Par François Jarraud
En première ligne, les CPE doivent affronter le harcèlement. CPE au Lycée Professionnel Vercingétorix de Romagnat (63), Bertrand Gardette a une longueur d’avance.
Peut-on dire que les CPE sont bien formés pour affronter le harcèlement ?
Le harcèlement entre élèves est une violence particulière tant dans sa dynamique que dans le mode de réponse à apporter. La répétition de petites agressions anodines, en apparence, l’installation d’une routine de l’embêtement et le silence de la victime font qu’il est très difficile de détecter ce processus. Il n’est pas rare que plusieurs mois s’écoulent avant d’un adulte, généralement alerté par un évènement spectaculaire (acte de violence majeur, décrochage scolaire, effondrement des résultats, fugue, tentative de suicide), ne se rende compte de la situation. Pour le CPE, une seule solution s’impose : rétablir la victime dans sa dignité et sanctionner le harceleur. Or, la sanction de l’agresseur, absolument indispensable à ce stade du harcèlement, ne fera que renforcer le processus. Elle semblera disproportionnée aux yeux des élèves de la classe qui, en réaction à cette « injustice », vont afficher leur solidarité avec l’agresseur, culpabiliser la victime (ce qui se passe est de sa faute) et l’exclure définitivement du groupe. Le changement de classe, voire d’établissement, seule alternative possible, consacre alors l’échec éducatif de l’établissement.

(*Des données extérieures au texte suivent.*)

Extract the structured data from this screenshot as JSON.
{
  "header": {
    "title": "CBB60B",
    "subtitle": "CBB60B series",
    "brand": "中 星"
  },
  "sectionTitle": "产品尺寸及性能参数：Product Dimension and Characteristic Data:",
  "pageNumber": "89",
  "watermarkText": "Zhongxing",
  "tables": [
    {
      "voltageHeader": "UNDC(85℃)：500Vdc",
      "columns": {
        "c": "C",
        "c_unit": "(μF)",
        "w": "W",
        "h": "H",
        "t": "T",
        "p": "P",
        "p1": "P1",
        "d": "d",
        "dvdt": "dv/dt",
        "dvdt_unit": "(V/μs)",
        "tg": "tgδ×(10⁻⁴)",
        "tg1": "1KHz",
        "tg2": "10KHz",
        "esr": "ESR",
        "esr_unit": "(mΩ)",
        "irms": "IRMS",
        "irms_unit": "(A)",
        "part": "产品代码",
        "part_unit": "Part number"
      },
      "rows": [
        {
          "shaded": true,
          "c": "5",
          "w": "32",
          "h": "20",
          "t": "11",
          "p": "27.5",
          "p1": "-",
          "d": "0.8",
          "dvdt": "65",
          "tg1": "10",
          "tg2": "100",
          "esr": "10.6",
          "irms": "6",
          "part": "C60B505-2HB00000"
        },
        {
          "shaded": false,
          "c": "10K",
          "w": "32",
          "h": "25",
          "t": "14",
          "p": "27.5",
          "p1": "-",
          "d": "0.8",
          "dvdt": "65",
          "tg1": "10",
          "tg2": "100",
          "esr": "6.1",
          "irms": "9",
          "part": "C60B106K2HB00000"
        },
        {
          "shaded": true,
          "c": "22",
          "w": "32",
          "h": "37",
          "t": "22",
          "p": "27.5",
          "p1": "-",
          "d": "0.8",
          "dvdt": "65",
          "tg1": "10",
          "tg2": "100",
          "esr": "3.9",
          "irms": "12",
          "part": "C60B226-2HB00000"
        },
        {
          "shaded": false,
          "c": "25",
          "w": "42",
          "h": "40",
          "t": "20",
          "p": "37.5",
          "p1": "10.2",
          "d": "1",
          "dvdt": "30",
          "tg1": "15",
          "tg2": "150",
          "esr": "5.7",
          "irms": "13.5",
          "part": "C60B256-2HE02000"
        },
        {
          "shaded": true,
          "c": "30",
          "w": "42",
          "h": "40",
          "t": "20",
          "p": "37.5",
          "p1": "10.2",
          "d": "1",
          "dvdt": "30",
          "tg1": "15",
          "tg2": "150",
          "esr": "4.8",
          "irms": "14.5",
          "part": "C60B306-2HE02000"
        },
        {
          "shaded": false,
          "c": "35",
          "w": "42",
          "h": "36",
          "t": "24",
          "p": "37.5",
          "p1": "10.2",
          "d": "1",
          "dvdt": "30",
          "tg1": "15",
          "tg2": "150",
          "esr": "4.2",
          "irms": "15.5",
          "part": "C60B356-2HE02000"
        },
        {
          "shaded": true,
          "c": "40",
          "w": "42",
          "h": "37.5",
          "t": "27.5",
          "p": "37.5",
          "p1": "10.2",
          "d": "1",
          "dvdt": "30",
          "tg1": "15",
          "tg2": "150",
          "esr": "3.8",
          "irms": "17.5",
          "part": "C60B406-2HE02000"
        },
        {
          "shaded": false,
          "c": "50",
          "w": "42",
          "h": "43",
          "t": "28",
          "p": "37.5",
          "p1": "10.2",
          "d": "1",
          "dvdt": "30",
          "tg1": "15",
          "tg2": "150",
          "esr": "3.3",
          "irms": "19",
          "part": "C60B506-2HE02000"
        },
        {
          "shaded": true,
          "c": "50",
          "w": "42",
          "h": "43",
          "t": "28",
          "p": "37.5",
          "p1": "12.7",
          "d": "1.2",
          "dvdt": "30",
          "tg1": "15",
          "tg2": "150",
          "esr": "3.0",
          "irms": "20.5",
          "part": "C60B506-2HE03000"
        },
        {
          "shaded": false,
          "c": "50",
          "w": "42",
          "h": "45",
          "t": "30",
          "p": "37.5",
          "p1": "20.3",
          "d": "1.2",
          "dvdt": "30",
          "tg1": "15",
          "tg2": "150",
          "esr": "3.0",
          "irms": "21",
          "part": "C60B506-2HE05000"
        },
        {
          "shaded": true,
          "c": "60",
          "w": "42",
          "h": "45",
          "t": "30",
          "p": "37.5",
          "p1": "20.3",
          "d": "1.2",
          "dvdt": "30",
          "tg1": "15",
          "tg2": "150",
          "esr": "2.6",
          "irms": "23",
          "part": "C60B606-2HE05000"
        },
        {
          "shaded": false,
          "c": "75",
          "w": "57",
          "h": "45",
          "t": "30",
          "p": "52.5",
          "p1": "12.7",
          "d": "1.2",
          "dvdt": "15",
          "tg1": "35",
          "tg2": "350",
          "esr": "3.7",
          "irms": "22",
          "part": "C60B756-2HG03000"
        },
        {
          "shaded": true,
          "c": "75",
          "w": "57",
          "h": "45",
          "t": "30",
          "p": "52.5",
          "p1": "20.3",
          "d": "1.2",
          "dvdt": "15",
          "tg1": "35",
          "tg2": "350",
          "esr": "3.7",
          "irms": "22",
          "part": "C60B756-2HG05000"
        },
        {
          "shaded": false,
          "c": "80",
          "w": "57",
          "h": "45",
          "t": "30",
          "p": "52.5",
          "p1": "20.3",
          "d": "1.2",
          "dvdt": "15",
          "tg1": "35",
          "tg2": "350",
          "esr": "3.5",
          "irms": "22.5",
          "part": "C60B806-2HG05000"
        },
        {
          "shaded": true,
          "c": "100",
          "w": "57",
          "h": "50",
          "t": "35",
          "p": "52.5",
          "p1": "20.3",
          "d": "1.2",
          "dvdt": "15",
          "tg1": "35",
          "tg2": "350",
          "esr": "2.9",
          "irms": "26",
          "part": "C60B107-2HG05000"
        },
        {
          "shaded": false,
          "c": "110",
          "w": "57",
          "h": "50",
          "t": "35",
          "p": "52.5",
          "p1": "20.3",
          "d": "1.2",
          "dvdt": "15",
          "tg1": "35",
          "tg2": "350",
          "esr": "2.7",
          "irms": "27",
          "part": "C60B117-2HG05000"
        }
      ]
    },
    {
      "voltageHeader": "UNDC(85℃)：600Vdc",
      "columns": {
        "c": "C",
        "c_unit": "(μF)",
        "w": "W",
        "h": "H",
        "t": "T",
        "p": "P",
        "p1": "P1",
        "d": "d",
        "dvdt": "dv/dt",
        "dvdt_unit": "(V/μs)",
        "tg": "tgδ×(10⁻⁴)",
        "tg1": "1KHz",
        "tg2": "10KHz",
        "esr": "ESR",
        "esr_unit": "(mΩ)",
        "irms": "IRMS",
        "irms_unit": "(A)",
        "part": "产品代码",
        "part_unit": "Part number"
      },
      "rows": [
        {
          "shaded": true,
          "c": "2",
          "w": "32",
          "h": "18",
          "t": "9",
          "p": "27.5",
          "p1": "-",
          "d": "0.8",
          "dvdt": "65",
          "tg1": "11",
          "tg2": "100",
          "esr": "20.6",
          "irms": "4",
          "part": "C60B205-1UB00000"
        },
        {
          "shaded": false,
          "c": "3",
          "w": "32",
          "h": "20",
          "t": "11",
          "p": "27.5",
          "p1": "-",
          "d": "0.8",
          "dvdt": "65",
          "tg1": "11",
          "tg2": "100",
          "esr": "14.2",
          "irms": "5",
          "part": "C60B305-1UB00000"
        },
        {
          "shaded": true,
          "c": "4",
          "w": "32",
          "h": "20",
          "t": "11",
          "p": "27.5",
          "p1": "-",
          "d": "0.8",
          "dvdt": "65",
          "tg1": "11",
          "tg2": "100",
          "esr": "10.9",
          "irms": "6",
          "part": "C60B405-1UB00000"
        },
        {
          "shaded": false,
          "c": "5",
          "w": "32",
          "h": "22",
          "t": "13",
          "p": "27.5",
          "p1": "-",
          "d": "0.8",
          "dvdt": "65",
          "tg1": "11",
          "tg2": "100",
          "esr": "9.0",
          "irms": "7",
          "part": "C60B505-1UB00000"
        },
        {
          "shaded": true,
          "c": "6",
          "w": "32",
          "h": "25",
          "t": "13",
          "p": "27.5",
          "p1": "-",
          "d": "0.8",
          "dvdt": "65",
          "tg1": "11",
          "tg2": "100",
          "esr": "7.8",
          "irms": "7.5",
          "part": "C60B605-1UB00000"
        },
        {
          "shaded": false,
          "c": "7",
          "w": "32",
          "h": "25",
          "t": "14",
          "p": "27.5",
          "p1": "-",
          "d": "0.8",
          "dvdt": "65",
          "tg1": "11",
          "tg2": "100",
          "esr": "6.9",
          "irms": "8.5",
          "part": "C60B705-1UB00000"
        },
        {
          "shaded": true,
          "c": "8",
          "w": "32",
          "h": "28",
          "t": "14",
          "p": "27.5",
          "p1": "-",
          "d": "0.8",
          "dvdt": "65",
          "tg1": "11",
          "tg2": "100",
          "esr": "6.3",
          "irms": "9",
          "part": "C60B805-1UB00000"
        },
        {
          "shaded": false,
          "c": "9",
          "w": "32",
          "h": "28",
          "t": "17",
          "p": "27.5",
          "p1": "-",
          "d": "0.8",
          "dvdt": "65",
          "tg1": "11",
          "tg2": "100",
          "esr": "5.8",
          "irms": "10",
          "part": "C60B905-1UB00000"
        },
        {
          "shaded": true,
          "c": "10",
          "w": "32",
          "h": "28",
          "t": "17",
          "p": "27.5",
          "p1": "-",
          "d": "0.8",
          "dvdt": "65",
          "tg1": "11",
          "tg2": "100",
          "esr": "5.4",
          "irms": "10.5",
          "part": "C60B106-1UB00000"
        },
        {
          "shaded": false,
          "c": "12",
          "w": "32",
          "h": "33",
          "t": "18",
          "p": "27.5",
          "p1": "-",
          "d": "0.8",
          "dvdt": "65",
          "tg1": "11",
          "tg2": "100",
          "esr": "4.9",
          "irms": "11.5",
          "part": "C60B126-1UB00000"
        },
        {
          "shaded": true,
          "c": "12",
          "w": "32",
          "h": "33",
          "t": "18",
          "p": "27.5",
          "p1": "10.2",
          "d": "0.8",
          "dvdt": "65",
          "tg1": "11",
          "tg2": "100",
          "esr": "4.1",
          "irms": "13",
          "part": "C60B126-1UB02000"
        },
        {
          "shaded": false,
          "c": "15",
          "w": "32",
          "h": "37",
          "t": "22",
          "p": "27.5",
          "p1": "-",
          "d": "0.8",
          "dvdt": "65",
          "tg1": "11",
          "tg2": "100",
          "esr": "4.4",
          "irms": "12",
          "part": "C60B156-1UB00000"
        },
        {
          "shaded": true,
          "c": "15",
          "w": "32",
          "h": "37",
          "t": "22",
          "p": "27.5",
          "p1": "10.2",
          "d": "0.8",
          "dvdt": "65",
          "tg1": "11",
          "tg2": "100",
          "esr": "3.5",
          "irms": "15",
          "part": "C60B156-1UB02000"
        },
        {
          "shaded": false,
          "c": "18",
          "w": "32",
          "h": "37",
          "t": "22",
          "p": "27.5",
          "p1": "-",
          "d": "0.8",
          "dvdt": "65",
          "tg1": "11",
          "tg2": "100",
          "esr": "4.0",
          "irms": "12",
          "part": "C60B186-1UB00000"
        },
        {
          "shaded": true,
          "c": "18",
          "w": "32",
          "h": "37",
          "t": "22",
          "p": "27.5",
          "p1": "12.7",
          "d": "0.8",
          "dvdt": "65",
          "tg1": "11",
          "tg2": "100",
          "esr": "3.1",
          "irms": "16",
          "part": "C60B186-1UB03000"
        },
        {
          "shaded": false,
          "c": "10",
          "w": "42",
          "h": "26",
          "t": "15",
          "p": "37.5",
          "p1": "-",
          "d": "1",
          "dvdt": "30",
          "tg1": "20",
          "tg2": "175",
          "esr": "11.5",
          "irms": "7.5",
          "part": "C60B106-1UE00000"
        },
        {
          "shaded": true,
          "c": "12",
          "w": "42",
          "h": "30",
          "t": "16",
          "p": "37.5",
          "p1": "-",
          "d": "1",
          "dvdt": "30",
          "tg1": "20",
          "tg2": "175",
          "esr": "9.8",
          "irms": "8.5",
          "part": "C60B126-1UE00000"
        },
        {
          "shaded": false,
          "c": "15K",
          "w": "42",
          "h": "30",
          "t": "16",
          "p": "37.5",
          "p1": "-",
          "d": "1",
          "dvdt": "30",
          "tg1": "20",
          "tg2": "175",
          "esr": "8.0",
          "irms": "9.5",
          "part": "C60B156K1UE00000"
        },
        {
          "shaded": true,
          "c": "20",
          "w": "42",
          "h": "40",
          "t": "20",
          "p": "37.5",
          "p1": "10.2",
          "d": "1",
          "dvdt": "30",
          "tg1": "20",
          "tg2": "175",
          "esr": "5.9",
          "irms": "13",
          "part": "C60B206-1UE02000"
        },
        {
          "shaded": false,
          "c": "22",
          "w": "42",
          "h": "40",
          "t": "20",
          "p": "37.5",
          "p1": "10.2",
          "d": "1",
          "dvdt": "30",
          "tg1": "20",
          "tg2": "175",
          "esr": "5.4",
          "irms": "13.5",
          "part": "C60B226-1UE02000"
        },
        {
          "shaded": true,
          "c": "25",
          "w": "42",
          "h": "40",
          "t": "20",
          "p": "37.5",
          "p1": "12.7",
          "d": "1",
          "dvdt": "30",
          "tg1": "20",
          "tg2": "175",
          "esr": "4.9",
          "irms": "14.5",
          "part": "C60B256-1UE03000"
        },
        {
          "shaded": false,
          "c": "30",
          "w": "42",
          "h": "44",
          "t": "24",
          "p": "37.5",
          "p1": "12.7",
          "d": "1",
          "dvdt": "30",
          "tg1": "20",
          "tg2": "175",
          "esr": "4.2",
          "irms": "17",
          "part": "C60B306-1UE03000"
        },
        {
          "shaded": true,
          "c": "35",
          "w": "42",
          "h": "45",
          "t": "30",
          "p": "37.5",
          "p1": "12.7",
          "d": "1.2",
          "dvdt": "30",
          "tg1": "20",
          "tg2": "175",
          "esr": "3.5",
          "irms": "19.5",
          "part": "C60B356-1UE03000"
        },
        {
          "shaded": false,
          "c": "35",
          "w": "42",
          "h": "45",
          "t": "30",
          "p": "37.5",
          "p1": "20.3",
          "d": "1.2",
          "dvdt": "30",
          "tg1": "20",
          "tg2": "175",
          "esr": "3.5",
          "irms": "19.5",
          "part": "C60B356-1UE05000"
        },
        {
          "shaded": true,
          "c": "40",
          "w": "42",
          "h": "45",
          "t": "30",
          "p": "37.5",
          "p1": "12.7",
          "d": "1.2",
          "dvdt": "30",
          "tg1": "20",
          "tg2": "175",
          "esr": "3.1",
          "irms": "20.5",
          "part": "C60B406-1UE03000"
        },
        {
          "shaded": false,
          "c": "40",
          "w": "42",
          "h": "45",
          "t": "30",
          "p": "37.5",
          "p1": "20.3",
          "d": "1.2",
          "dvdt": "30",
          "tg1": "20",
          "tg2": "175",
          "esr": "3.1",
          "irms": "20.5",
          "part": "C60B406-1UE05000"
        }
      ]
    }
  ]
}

C’est après avoir subi, en tant que CPE, un revers de la sorte que j’ai commencé à m’intéresser à la question avec Jean Pierre Bellon, professeur de philosophie, dont les premières investigations en la matière ont servir de support à notre travail.
Le contenu de la formation initiale des CPE est largement pluridisciplinaire et le thème de la violence à l’école est, bien entendu, abordé à plusieurs reprises. C’est le lien qu’il existe entre la culture générale éducative du CPE, sa maîtrise de la problématique de la violence et sa connaissance des élèves dans leur globalité qui en font un personnage référent dans ce domaine. Malheureusement, en matière de harcèlement, cette compétence professionnelle est inopérante. La lutte contre ce phénomène requiert un mode opératoire particulier et donc une formation spécifique. Or, mises à part des expérimentations menées dans le cadre de l’IUFM de l’académie de Clermont-Ferrand, il n’existe, à ma connaissance, aucun dispositif de formation ou d’information officiel sur le harcèlement entre élève. Pas plus pour les CPE que pour les enseignants.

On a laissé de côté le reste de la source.